Dg turismo, tutti a casa

27/04/2004



 
 
 
 
ItaliaOggi Turismo
Numero 100, pag. 15 del 27/4/2004
Autore:
 
Dg turismo, tutti a casa
 
La protesta dei dipendenti in una lettera a Marzano.
Con soluzioni alternative.
Sparizione confermata nel riassetto del ministero
 
Il ministero delle attività produttive non ha mai avuto particolare interesse per il mondo del turismo: è cosa risaputa. Così come la volontà di smantellare l’ultimo ´fortino’, che rimaneva a osservazione del settore, vale a dire la direzione generale del turismo. A suo tempo, ItaliaOggi ne aveva dato per primo la notizia, che aveva suscitato non pochi malumori tra gli operatori. Ora, il quadro si delinea con più precisione. Circola infatti, da alcune settimane, tra gli uffici del ministero, una bozza di riassetto delle direzioni generali, dove, ovviamente, quella del turismo non compare più. Stando agli umori di alcuni dirigenti del ministero, le competenze prima spettanti alla direzione, guidata da Franco Vitale, passerebbero, spezzettate, alle tre superstiti: politica industriale, enti cooperativi, coordinamento interventi agevolativi alle imprese.

Un riassetto che sta creando non pochi malumori e sfociato in una lettera da poco inviata dal personale della sopprimenda direzione turismo al ministro, Antonio Marzano, al capo di gabinetto e all’ufficio legislativo.

In essa, il personale denuncia la soppressione e afferma che questa soluzione, ´fra tutte quelle possibili appare la peggiore, alla luce dei principi dottrinali, dell’operatività del sistema turismo e delle aspettative del personale che, con elevata professionalità, si sta prodigando nel lavoro sempre crescente posto a carico della direzione generale sia dalle leggi dello stato sia dalle direttive dell’Ue’.

I dipendenti della direzione generale fanno notare che ´appare evidente che il turismo non potrà funzionare se la struttura preposta viene atomizzata, così come si prospetta, perché la marcata trasversalità del fenomeno richiede un momento unitario di governo. Non sembra ciò in contrasto con la riforma federalista: i profili internazionali della materia e quelli connessi alla programmazione economica nazionale postulano e vogliono un momento centrale per poter essere operanti nell’interesse del paese’.

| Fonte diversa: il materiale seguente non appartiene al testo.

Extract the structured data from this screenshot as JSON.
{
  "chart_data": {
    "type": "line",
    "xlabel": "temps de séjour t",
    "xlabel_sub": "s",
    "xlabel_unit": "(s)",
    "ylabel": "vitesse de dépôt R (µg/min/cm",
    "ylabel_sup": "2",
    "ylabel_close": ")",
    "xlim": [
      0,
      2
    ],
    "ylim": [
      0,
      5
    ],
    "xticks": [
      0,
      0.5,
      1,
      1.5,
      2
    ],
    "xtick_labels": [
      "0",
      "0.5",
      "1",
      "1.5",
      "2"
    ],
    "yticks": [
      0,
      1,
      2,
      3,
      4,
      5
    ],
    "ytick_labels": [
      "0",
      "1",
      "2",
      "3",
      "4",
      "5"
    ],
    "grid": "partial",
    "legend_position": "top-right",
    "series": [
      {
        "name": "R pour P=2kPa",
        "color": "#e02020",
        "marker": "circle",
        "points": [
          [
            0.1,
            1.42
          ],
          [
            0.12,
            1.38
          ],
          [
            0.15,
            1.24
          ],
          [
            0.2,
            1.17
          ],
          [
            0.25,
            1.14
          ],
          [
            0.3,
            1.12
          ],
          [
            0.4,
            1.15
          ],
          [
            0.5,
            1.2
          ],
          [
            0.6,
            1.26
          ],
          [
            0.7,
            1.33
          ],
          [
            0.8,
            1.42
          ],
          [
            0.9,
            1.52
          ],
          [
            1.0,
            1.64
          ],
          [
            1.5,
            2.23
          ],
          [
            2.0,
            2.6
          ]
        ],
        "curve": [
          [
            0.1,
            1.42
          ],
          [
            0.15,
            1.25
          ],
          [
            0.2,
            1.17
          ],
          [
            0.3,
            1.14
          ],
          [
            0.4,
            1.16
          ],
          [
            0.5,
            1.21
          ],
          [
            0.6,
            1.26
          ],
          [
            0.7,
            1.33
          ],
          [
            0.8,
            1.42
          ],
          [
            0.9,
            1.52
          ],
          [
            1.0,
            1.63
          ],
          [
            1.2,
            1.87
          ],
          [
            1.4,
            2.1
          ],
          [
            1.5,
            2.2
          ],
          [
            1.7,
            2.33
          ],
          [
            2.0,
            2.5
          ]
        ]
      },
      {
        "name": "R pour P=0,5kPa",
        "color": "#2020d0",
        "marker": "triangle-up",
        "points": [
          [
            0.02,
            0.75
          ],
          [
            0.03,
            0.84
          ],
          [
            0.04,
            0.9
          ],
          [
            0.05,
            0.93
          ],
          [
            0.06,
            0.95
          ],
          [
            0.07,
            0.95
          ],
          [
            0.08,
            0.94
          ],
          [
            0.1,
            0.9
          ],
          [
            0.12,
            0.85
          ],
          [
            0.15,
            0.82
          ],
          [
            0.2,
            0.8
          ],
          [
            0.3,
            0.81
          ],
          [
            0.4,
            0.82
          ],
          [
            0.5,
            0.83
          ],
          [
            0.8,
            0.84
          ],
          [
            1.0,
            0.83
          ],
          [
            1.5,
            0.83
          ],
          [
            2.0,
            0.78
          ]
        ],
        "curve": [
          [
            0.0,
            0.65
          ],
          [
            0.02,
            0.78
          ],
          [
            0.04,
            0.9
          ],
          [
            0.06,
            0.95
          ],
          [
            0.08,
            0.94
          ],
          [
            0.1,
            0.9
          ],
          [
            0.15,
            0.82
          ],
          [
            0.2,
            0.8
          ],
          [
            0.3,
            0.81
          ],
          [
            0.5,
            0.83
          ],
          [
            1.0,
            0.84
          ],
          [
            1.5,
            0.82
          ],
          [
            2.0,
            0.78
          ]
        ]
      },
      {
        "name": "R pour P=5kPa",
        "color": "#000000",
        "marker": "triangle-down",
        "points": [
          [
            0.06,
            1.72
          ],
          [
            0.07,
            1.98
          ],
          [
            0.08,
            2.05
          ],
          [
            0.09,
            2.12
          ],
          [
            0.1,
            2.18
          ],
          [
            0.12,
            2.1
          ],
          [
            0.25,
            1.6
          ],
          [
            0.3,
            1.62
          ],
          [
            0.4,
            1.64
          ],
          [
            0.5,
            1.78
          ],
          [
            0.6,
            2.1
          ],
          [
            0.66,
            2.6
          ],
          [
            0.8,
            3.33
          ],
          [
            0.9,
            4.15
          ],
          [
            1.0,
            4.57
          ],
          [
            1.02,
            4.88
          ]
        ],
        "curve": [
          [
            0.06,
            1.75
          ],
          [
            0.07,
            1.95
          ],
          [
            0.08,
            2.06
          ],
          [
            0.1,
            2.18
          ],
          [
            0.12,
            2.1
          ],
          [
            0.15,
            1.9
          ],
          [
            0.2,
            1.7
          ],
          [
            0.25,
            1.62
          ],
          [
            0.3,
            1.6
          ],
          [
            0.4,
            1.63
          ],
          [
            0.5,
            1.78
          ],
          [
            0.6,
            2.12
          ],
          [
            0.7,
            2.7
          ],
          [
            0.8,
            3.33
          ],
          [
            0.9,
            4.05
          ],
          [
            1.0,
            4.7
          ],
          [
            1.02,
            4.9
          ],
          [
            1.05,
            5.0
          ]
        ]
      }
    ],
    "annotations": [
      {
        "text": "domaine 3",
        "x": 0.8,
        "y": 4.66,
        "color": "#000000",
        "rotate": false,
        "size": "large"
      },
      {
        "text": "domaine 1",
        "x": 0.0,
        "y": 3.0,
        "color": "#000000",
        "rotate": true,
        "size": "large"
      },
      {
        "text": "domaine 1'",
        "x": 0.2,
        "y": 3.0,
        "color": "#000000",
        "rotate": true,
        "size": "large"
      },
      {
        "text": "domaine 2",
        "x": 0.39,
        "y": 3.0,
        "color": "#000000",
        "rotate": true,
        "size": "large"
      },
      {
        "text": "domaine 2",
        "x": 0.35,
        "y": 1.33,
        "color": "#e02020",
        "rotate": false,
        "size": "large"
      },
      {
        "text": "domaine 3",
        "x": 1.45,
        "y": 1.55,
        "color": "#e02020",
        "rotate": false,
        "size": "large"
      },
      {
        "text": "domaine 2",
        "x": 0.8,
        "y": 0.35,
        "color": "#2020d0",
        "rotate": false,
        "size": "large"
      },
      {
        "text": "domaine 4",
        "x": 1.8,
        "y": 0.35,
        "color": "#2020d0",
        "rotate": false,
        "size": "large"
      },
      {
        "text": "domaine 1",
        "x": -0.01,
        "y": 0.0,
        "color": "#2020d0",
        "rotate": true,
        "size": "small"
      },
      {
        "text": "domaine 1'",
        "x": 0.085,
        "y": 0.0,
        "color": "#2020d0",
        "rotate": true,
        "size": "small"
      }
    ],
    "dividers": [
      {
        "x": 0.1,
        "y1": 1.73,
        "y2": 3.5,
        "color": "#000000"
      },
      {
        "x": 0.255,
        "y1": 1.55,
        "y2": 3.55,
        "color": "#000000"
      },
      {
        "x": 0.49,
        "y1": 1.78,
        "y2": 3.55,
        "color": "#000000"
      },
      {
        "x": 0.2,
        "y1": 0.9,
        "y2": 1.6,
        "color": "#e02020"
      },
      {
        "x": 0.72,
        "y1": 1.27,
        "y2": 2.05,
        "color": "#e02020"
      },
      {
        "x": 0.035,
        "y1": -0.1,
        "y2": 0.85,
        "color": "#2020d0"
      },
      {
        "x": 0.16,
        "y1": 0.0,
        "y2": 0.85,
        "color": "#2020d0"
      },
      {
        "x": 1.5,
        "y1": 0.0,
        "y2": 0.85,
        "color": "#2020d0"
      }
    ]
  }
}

Dalla critica alle proposte: i dipendenti della dg turismo affermano infatti che ´diversa sarebbe la situazione se la direzione continuasse la sua attività con una struttura non spalmata in luoghi e aree diversi (sarebbe oltremodo difficile il colloquio tra gli stessi uffici), ma organicamente inserita nell’area internazionale del Map. Un’eventuale diversa soluzione potrebbe essere quella di collocare la struttura, insieme all’Enit sottoforma di agenzia per il turismo o incardinarla presso il ministero degli esteri. Infine, la soluzione probabilmente ottimale a livello tecnico-legislativo potrebbe essere quella di creare un organo permanente di servizio per il turismo presso la Conferenza stato-regioni, che resta l’organo più idoneo per valutare le politiche del turismo in pieno accordo con gli organi locali’.

I dipendenti della dg turismo fanno infatti notare che le soluzioni alternative proposte ´risultano assolutamente compatibili con la riforma federalista e vanno incontro alle esigenze prospettate da più parti, esigenze che riflettono non tanto le aspettative del personale addetto, quanto lo sviluppo stesso del turismo italiano’.

La parola passa ora al ministro Antonio Marzano.